Anyway, I am completely lost with this, so I would appreciate any suggestions!


----------



## GotTogO (Jul 25, 2013)

I have a GMM race in my 04. never had a problem.


----------



## 68OldGoat (Nov 23, 2009)

The two choices that get the best reviews are the MGW-P Shifter from Proxses Tuning($335.00) or the GMM RipShift (street version) from Haddad Motorsports($477.00). The MGW-P is quite a bit cheaper so it would be the best bang for the buck IMO.


----------



## tylenoljones (Jul 11, 2013)

Based on how the race version looks, I was thinking the GMM would be the best quality. does anybody know the approximate throw reduction for the Ripshift?


----------



## OhioLS2 (Jun 10, 2013)

GMM...

yup


----------



## 68OldGoat (Nov 23, 2009)

Here is a good thread on this forum from earlier this year. It is a review with comments from a person that just installed a MGW-P. 
! http://www.gtoforum.com/f39/mgw-p-short-shift-review-40094/ 

You might want to hit the "search" tab above on the menu bar and search for "shifters" for more opinions than this thread might get! 
Added note....GMM is Aussie built and MGW is USA built....Just say'n!
:cheers


----------



## TEXASTORPEDO (Sep 11, 2013)

*Hurst*

I have been looking at a hurst shifter. Its only $277 on ebay.


----------



## svede1212 (Nov 1, 2005)

MGW, Billet or GMM. I believe you can get a Pro 5 that works too. I'd stay away from Hurst or B&M.

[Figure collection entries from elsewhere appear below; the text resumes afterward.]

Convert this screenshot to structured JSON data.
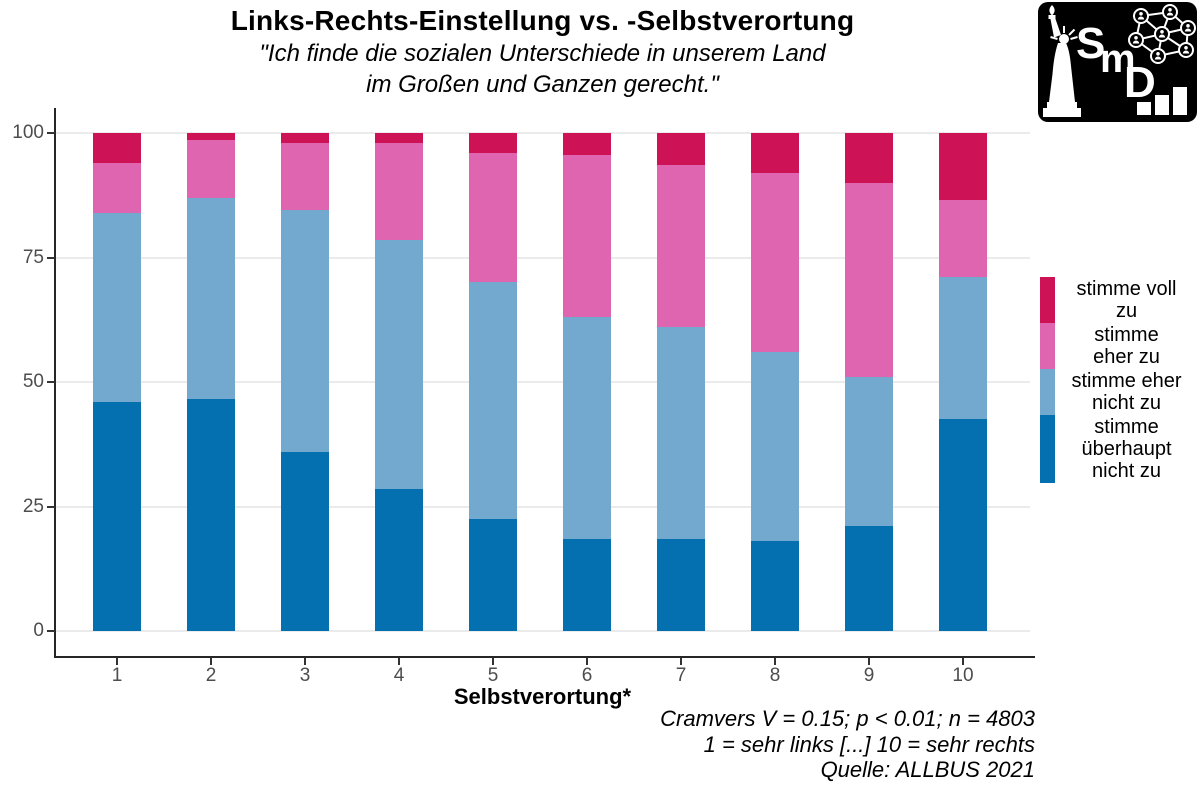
{
  "chart_data": {
    "type": "bar",
    "stacked": true,
    "unit": "percent",
    "title": "Links-Rechts-Einstellung vs. -Selbstverortung",
    "subtitle_lines": [
      "\"Ich finde die sozialen Unterschiede in unserem Land",
      "im Großen und Ganzen gerecht.\""
    ],
    "xlabel": "Selbstverortung*",
    "ylabel": "",
    "ylim": [
      0,
      100
    ],
    "yticks": [
      0,
      25,
      50,
      75,
      100
    ],
    "grid": "horizontal-only",
    "legend_position": "right",
    "categories": [
      "1",
      "2",
      "3",
      "4",
      "5",
      "6",
      "7",
      "8",
      "9",
      "10"
    ],
    "series": [
      {
        "name": "stimme überhaupt nicht zu",
        "color": "#0570B0",
        "values": [
          46,
          46.5,
          36,
          28.5,
          22.5,
          18.5,
          18.5,
          18,
          21,
          42.5
        ]
      },
      {
        "name": "stimme eher nicht zu",
        "color": "#74A9CF",
        "values": [
          38,
          40.5,
          48.5,
          50,
          47.5,
          44.5,
          42.5,
          38,
          30,
          28.5
        ]
      },
      {
        "name": "stimme eher zu",
        "color": "#DF65B0",
        "values": [
          10,
          11.5,
          13.5,
          19.5,
          26,
          32.5,
          32.5,
          36,
          39,
          15.5
        ]
      },
      {
        "name": "stimme voll zu",
        "color": "#CE1256",
        "values": [
          6,
          1.5,
          2,
          2,
          4,
          4.5,
          6.5,
          8,
          10,
          13.5
        ]
      }
    ],
    "legend_items_top_to_bottom": [
      {
        "label_lines": [
          "stimme voll",
          "zu"
        ],
        "color": "#CE1256"
      },
      {
        "label_lines": [
          "stimme",
          "eher zu"
        ],
        "color": "#DF65B0"
      },
      {
        "label_lines": [
          "stimme eher",
          "nicht zu"
        ],
        "color": "#74A9CF"
      },
      {
        "label_lines": [
          "stimme",
          "überhaupt",
          "nicht zu"
        ],
        "color": "#0570B0"
      }
    ],
    "caption_lines": [
      "Cramvers V = 0.15; p < 0.01; n = 4803",
      "1 = sehr links [...] 10 = sehr rechts",
      "Quelle: ALLBUS 2021"
    ]
  },
  "logo": {
    "letters": [
      "S",
      "m",
      "D"
    ]
  },
  "colors": {
    "background": "#FFFFFF",
    "gridline": "#EBEBEB",
    "axis_line": "#262626",
    "tick_label": "#4D4D4D",
    "logo_background": "#000000",
    "logo_foreground": "#FFFFFF"
  }
}
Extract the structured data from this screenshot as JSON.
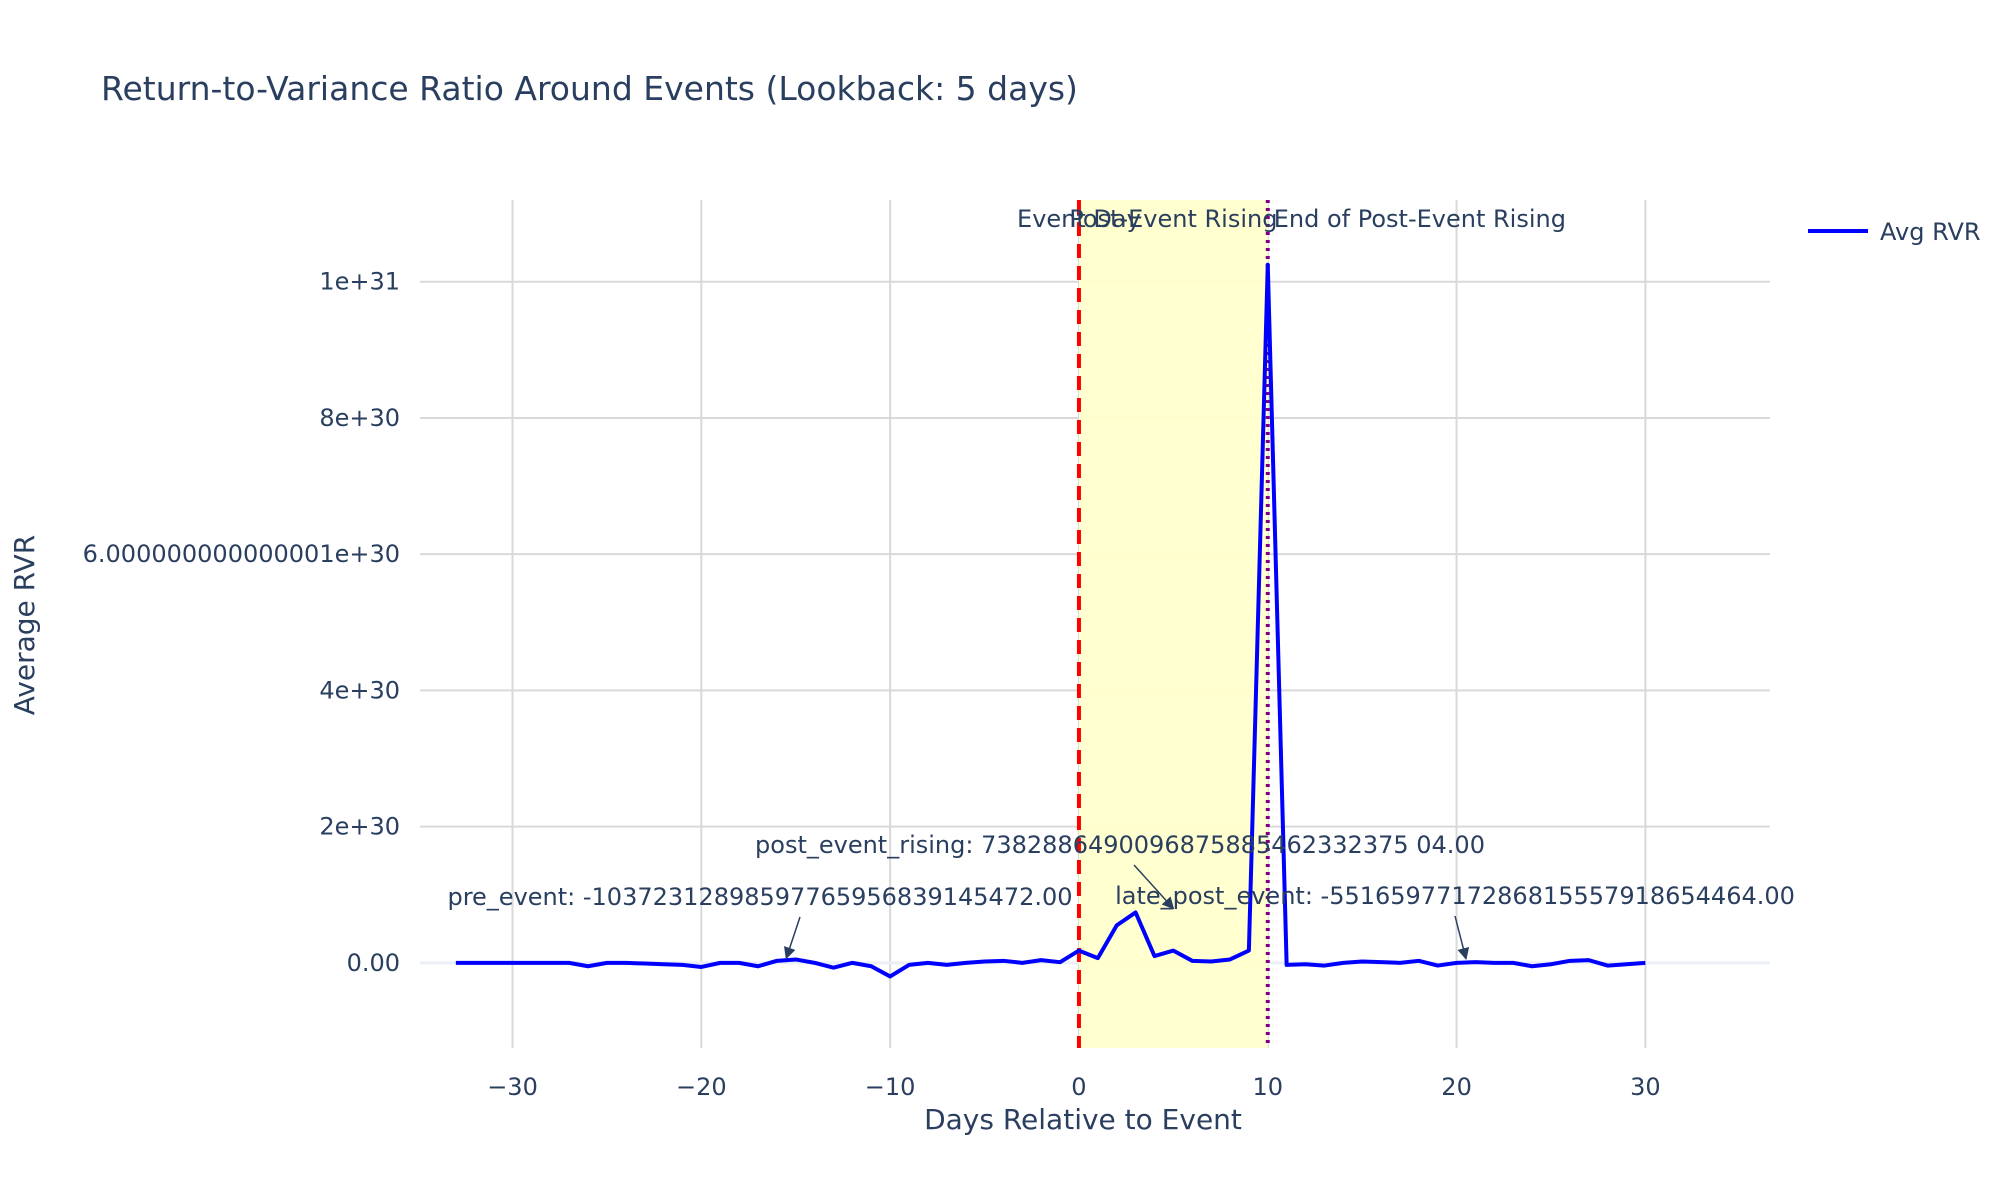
{
  "chart_data": {
    "type": "line",
    "title": "Return-to-Variance Ratio Around Events (Lookback: 5 days)",
    "xlabel": "Days Relative to Event",
    "ylabel": "Average RVR",
    "xlim": [
      -34.9,
      36.6
    ],
    "ylim": [
      -1.25e+30,
      1.12e+31
    ],
    "x_ticks": [
      -30,
      -20,
      -10,
      0,
      10,
      20,
      30
    ],
    "x_tick_labels": [
      "−30",
      "−20",
      "−10",
      "0",
      "10",
      "20",
      "30"
    ],
    "y_ticks": [
      0,
      2e+30,
      4e+30,
      6e+30,
      8e+30,
      1e+31
    ],
    "y_tick_labels": [
      "0.00",
      "2e+30",
      "4e+30",
      "6.000000000000001e+30",
      "8e+30",
      "1e+31"
    ],
    "grid": true,
    "legend_position": "top-right",
    "series": [
      {
        "name": "Avg RVR",
        "color": "#0000ff",
        "x": [
          -33,
          -32,
          -31,
          -30,
          -29,
          -28,
          -27,
          -26,
          -25,
          -24,
          -23,
          -22,
          -21,
          -20,
          -19,
          -18,
          -17,
          -16,
          -15,
          -14,
          -13,
          -12,
          -11,
          -10,
          -9,
          -8,
          -7,
          -6,
          -5,
          -4,
          -3,
          -2,
          -1,
          0,
          1,
          2,
          3,
          4,
          5,
          6,
          7,
          8,
          9,
          10,
          11,
          12,
          13,
          14,
          15,
          16,
          17,
          18,
          19,
          20,
          21,
          22,
          23,
          24,
          25,
          26,
          27,
          28,
          29,
          30
        ],
        "values": [
          0,
          0,
          0,
          0,
          0,
          0,
          0,
          -5e+28,
          0,
          0,
          -1e+28,
          -2e+28,
          -3e+28,
          -6e+28,
          0,
          0,
          -5e+28,
          3e+28,
          5e+28,
          0,
          -7e+28,
          0,
          -5e+28,
          -2e+29,
          -3e+28,
          0,
          -3e+28,
          0,
          2e+28,
          3e+28,
          0,
          4e+28,
          1e+28,
          1.8e+29,
          7e+28,
          5.5e+29,
          7.4e+29,
          1e+29,
          1.8e+29,
          3e+28,
          2e+28,
          5e+28,
          1.8e+29,
          1.025e+31,
          -3e+28,
          -2e+28,
          -4e+28,
          0,
          2e+28,
          1e+28,
          0,
          3e+28,
          -4e+28,
          0,
          1e+28,
          0,
          0,
          -5e+28,
          -2e+28,
          3e+28,
          4e+28,
          -4e+28,
          -2e+28,
          0
        ]
      }
    ],
    "shapes": [
      {
        "type": "rect",
        "x0": 0,
        "x1": 10,
        "color": "#ffffcc"
      },
      {
        "type": "vline",
        "x": 0,
        "color": "#ff0000",
        "dash": "dash"
      },
      {
        "type": "vline",
        "x": 10,
        "color": "#800080",
        "dash": "dot"
      }
    ],
    "vline_labels": [
      "Event Day",
      "Post-Event Rising",
      "End of Post-Event Rising"
    ],
    "annotations": [
      {
        "text": "pre_event: -10372312898597765956839145472.00",
        "x": -15.5,
        "y": 1e+28
      },
      {
        "text": "post_event_rising: 7382886490096875885462332375 04.00",
        "x": 5,
        "y": 7.4e+29
      },
      {
        "text": "late_post_event: -5516597717286815557918654464.00",
        "x": 20.5,
        "y": 0
      }
    ]
  }
}
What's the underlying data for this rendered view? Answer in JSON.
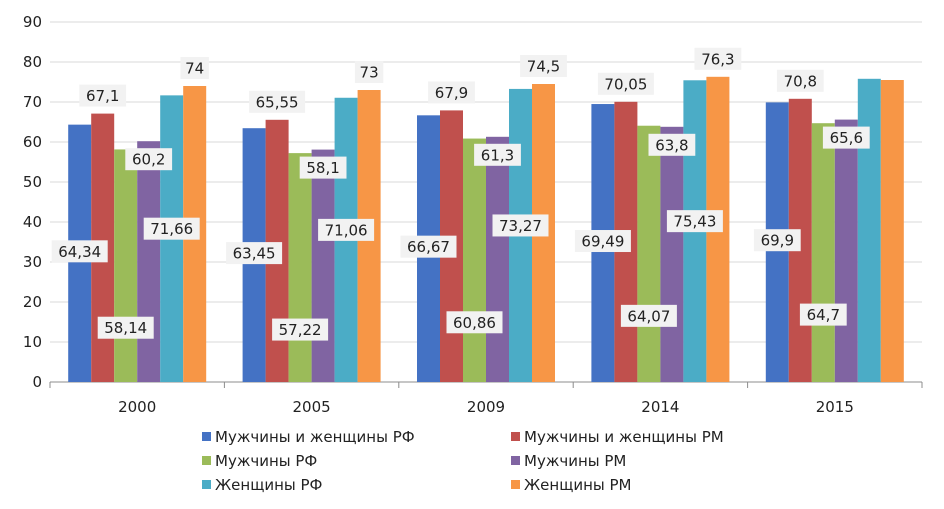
{
  "chart_data": {
    "type": "bar",
    "title": "",
    "xlabel": "",
    "ylabel": "",
    "ylim": [
      0,
      90
    ],
    "yticks": [
      0,
      10,
      20,
      30,
      40,
      50,
      60,
      70,
      80,
      90
    ],
    "categories": [
      "2000",
      "2005",
      "2009",
      "2014",
      "2015"
    ],
    "grid": true,
    "legend_position": "bottom",
    "series": [
      {
        "name": "Мужчины и женщины РФ",
        "color": "#4472c4",
        "values": [
          64.34,
          63.45,
          66.67,
          69.49,
          69.9
        ],
        "labels": [
          "64,34",
          "63,45",
          "66,67",
          "69,49",
          "69,9"
        ]
      },
      {
        "name": "Мужчины и женщины РМ",
        "color": "#c0504d",
        "values": [
          67.1,
          65.55,
          67.9,
          70.05,
          70.8
        ],
        "labels": [
          "67,1",
          "65,55",
          "67,9",
          "70,05",
          "70,8"
        ]
      },
      {
        "name": "Мужчины РФ",
        "color": "#9bbb59",
        "values": [
          58.14,
          57.22,
          60.86,
          64.07,
          64.7
        ],
        "labels": [
          "58,14",
          "57,22",
          "60,86",
          "64,07",
          "64,7"
        ]
      },
      {
        "name": "Мужчины РМ",
        "color": "#8064a2",
        "values": [
          60.2,
          58.1,
          61.3,
          63.8,
          65.6
        ],
        "labels": [
          "60,2",
          "58,1",
          "61,3",
          "63,8",
          "65,6"
        ]
      },
      {
        "name": "Женщины РФ",
        "color": "#4bacc6",
        "values": [
          71.66,
          71.06,
          73.27,
          75.43,
          75.8
        ],
        "labels": [
          "71,66",
          "71,06",
          "73,27",
          "75,43",
          null
        ]
      },
      {
        "name": "Женщины РМ",
        "color": "#f79646",
        "values": [
          74,
          73,
          74.5,
          76.3,
          75.5
        ],
        "labels": [
          "74",
          "73",
          "74,5",
          "76,3",
          null
        ]
      }
    ]
  }
}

There are several things to consider. First would be reliability. The second is the physics of a shorter throw gives less leverage to shift the shorter you go. There's a limit to what's the best length depending on how easy you want it to be and your transmission.

The Billet is the only good one that uses linkage like the stock shifter. The GMM, MGW and Pro 5 all are direct connect shifters and any reports of "notchiness" of the gates have nothing to do with the shifter as they all are just freely pivoting balls and the gates are in the transmission.


----------



## svede1212 (Nov 1, 2005)

I knew I had some pictures of my GMM Race. The yard stick is fixed on one end to the radio so the throw from 3nd to 4th is 4".


----------